Diritto

Cassazione: impiegato e non operaio chi organizza la merce in magazzino

Il lavoratore con “mansioni di sistemazione” della merce in magazzino va inquadrato come impiegato e non come operaio, in quanto la sua attività è connessa con gli aspetti organizzativi e non produttivi dell’azienda. Lo ha stabilito la Corte di Cassazione, con la sentenza n. 17321/2013, respingendo il ricorso di un azienda multiserivizi torinese.

Promosso dunque il ragionamento della Corte di Appello piemontese che “pur riconoscendo nell’attività degli appellanti margini di autonomia limitati, ha considerato che la tipologia delle mansioni, che si risolvono in operazioni di controllo e raffronto di dati e di compilazione di moduli, induce a collocare l’attività dei lavoratori in questione nell’ambito della collaborazione agli aspetti organizzativi dell’impresa e non a quelli produttivi consistenti nella raccolta e smaltimento dei rifiuti”.
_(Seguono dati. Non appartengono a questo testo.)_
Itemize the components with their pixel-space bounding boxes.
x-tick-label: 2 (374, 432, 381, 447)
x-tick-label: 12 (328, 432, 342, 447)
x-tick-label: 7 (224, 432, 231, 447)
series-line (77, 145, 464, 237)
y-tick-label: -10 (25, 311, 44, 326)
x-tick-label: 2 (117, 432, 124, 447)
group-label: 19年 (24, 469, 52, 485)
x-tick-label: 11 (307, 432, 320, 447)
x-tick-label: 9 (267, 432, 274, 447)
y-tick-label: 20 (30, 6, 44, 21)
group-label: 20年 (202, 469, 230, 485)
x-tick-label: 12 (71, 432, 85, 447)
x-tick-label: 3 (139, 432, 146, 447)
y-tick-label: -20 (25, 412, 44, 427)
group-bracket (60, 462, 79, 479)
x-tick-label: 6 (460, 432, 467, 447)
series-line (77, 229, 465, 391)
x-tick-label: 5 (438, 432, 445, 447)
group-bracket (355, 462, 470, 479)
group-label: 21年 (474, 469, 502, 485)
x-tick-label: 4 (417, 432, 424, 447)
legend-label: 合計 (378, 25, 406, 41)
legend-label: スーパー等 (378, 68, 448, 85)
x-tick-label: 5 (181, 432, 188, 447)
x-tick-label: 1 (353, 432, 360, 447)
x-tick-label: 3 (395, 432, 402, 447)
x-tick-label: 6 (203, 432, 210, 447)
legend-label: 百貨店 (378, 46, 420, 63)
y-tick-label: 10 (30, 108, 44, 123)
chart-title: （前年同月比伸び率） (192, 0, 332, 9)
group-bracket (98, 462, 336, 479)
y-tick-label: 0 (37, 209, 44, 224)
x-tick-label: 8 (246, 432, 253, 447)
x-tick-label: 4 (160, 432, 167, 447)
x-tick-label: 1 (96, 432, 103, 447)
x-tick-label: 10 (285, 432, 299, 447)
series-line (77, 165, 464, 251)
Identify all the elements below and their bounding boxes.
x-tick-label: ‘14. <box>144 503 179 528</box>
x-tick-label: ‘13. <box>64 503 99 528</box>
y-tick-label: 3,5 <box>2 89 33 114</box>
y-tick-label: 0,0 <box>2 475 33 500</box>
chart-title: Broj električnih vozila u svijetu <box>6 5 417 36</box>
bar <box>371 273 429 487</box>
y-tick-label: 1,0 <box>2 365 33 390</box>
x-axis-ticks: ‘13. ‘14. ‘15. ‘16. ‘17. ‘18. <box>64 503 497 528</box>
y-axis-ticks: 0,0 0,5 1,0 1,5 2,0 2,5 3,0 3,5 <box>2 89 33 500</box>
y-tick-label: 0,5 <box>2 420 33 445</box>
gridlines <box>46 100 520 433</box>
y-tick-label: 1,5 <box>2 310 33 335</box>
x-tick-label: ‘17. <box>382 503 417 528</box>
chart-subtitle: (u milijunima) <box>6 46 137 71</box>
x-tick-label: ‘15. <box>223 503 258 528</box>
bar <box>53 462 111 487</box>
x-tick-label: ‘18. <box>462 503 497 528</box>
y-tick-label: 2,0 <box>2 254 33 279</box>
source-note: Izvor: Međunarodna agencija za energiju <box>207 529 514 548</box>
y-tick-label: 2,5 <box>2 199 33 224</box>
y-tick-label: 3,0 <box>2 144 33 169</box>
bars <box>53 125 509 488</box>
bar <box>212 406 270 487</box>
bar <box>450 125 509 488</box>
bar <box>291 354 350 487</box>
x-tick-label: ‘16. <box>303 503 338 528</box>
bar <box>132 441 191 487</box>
Infatti, chiarisce la Cassazione: “Collaborazione al processo organizzativo (tecnico od amministrativa) dell’impresa e carattere di ‘cooperazione in senso lato’ (sostitutiva oppure integrativa) alla attività dell’imprenditore, che ne consegue, connotano, infatti, le mansioni impiegatizie, e le distinguono dalla collaborazione al processo produttivo e dal carattere meramente esecutivo, che ne consegue, proprie delle mansioni operaie”.
In altri termini – prosegue la sentenza -: la ‘collaborazione all’impresa’ – secondo una espressione ellittica quanto efficacie – connota la mansione impiegatizia e si contrappone alla “collaborazione nell’impresa, che connota, invece, le mansioni operaie”.